After building and operating KalshiTrader, several lessons stand out that apply to any agentic system that takes real-world actions:

  • Structured output is non-negotiable — When an LLM's output drives financial actions, you cannot tolerate format variability. Enforce output schemas programmatically and reject responses that do not conform.
  • The kill switch is a first-class feature — Not an afterthought, not a debug flag. It must be prominently accessible in the UI, instantly effective server-side, and tested regularly.
  • Separate the perception loop from the action loop — Observing markets and executing trades should be decoupled. This lets you update observation frequency without changing execution logic, and it lets you pause execution while continuing to observe.
  • Never send PII to the reasoning engine — Design the data pipeline so the LLM only receives market data. This is both a privacy requirement and a simplification — the LLM does not need to know who is trading, only what the market looks like.
  • User control is table stakes — Users must be able to configure what the agent trades (category filters), whether it trades (kill switch), and verify what it has traded (activity history). An autonomous agent that cannot be constrained by its principal is not a product — it is a liability.
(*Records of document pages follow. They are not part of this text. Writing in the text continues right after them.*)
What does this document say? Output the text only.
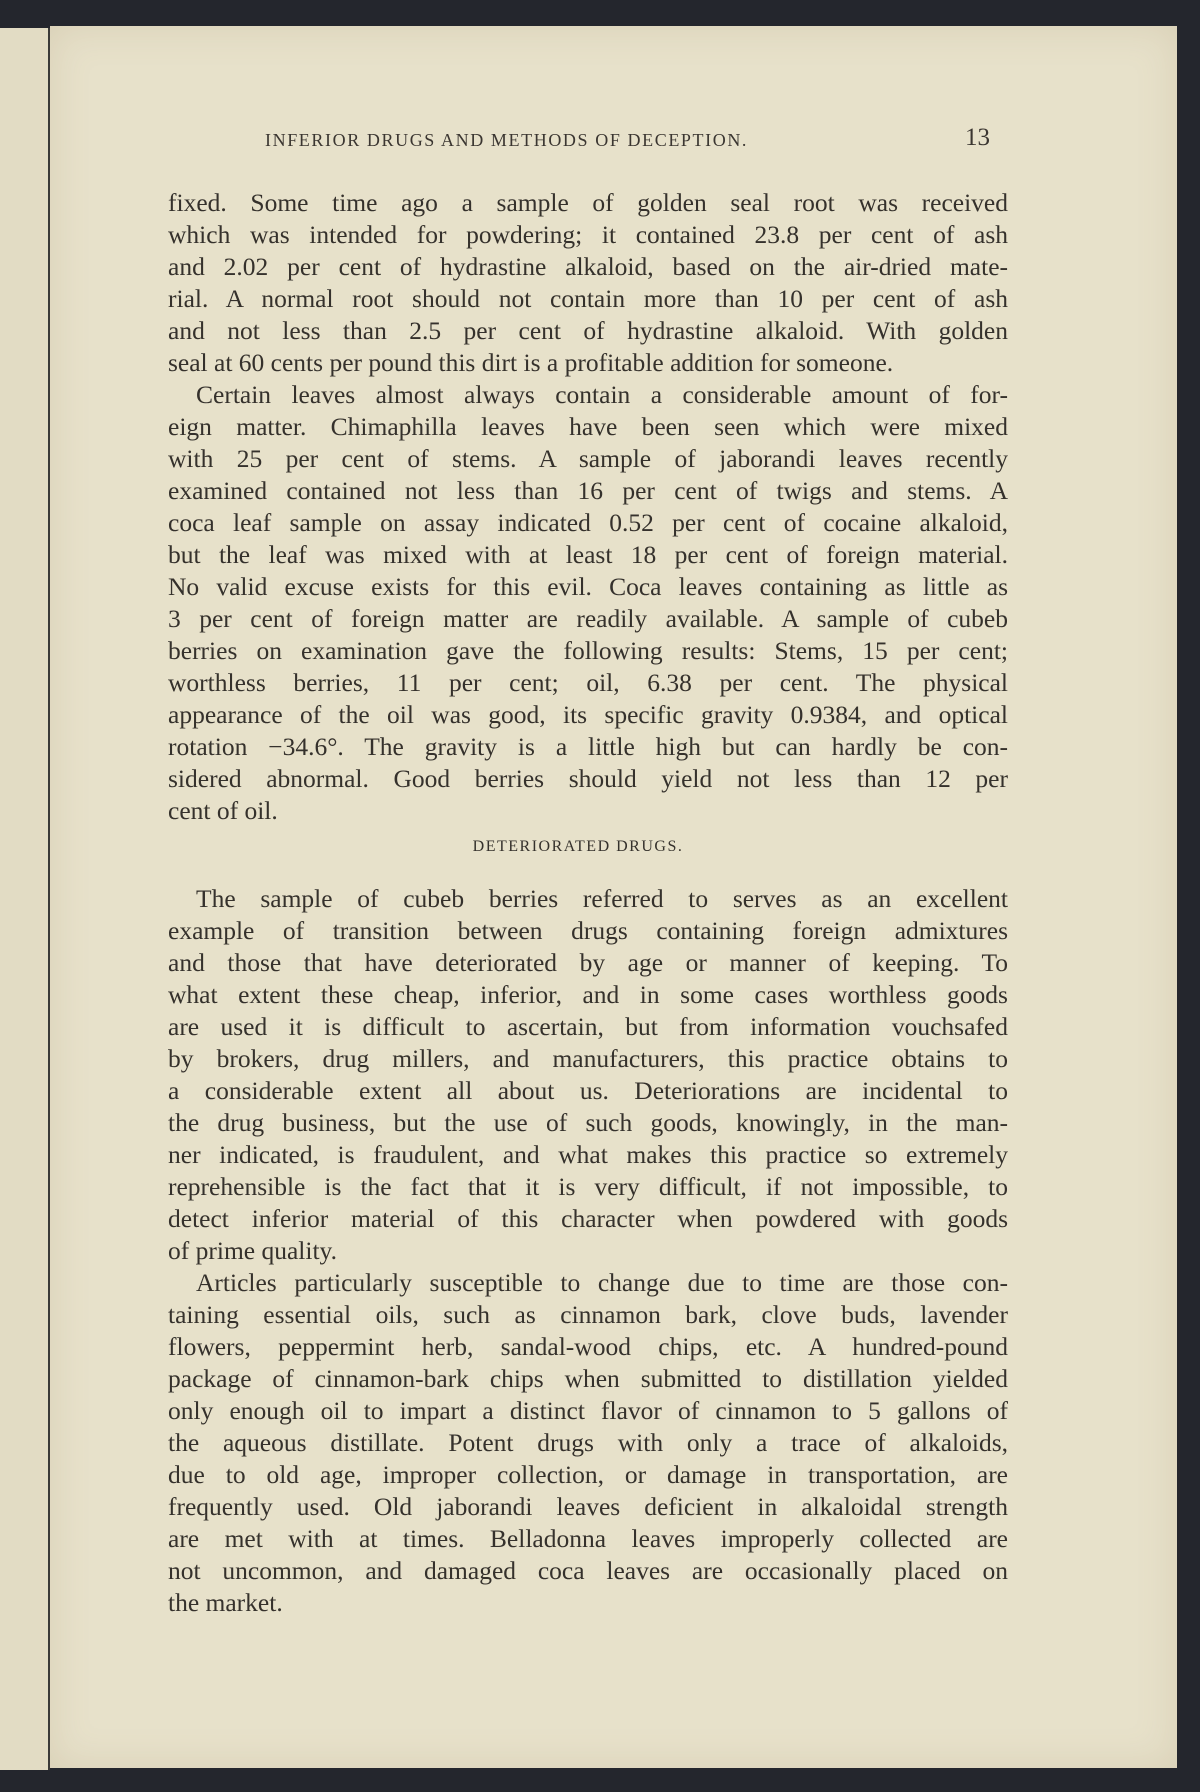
INFERIOR DRUGS AND METHODS OF DECEPTION.	13
fixed. Some time ago a sample of golden seal root was received
which was intended for powdering; it contained 23.8 per cent of ash
and 2.02 per cent of hydrastine alkaloid, based on the air-dried mate-
rial. A normal root should not contain more than 10 per cent of ash
and not less than 2.5 per cent of hydrastine alkaloid. With golden
seal at 60 cents per pound this dirt is a profitable addition for someone.
Certain leaves almost always contain a considerable amount of for-
eign matter. Chimaphilla leaves have been seen which were mixed
with 25 per cent of stems. A sample of jaborandi leaves recently
examined contained not less than 16 per cent of twigs and stems. A
coca leaf sample on assay indicated 0.52 per cent of cocaine alkaloid,
but the leaf was mixed with at least 18 per cent of foreign material.
No valid excuse exists for this evil. Coca leaves containing as little as
3 per cent of foreign matter are readily available. A sample of cubeb
berries on examination gave the following results: Stems, 15 per cent;
worthless berries, 11 per cent; oil, 6.38 per cent. The physical
appearance of the oil was good, its specific gravity 0.9384, and optical
rotation −34.6°. The gravity is a little high but can hardly be con-
sidered abnormal. Good berries should yield not less than 12 per
cent of oil.
DETERIORATED DRUGS.
The sample of cubeb berries referred to serves as an excellent
example of transition between drugs containing foreign admixtures
and those that have deteriorated by age or manner of keeping. To
what extent these cheap, inferior, and in some cases worthless goods
are used it is difficult to ascertain, but from information vouchsafed
by brokers, drug millers, and manufacturers, this practice obtains to
a considerable extent all about us. Deteriorations are incidental to
the drug business, but the use of such goods, knowingly, in the man-
ner indicated, is fraudulent, and what makes this practice so extremely
reprehensible is the fact that it is very difficult, if not impossible, to
detect inferior material of this character when powdered with goods
of prime quality.
Articles particularly susceptible to change due to time are those con-
taining essential oils, such as cinnamon bark, clove buds, lavender
flowers, peppermint herb, sandal-wood chips, etc. A hundred-pound
package of cinnamon-bark chips when submitted to distillation yielded
only enough oil to impart a distinct flavor of cinnamon to 5 gallons of
the aqueous distillate. Potent drugs with only a trace of alkaloids,
due to old age, improper collection, or damage in transportation, are
frequently used. Old jaborandi leaves deficient in alkaloidal strength
are met with at times. Belladonna leaves improperly collected are
not uncommon, and damaged coca leaves are occasionally placed on
the market.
The Agentic Future of Financial Applications

KalshiTrader represents a specific application of a general pattern: autonomous AI agents operating in real markets with real money. The same architecture — perception, reasoning, action, with safety constraints and human override — applies to portfolio rebalancing, options hedging, arbitrage detection, and any domain where decisions can be automated but must be governed.

The key insight from building KalshiTrader is that the hard problems are not in the AI reasoning — Gemini handles market analysis well. The hard problems are in everything around it: secure credential management, reliable execution, graceful degradation, user control, and observability. Getting the architecture right matters more than getting the model right.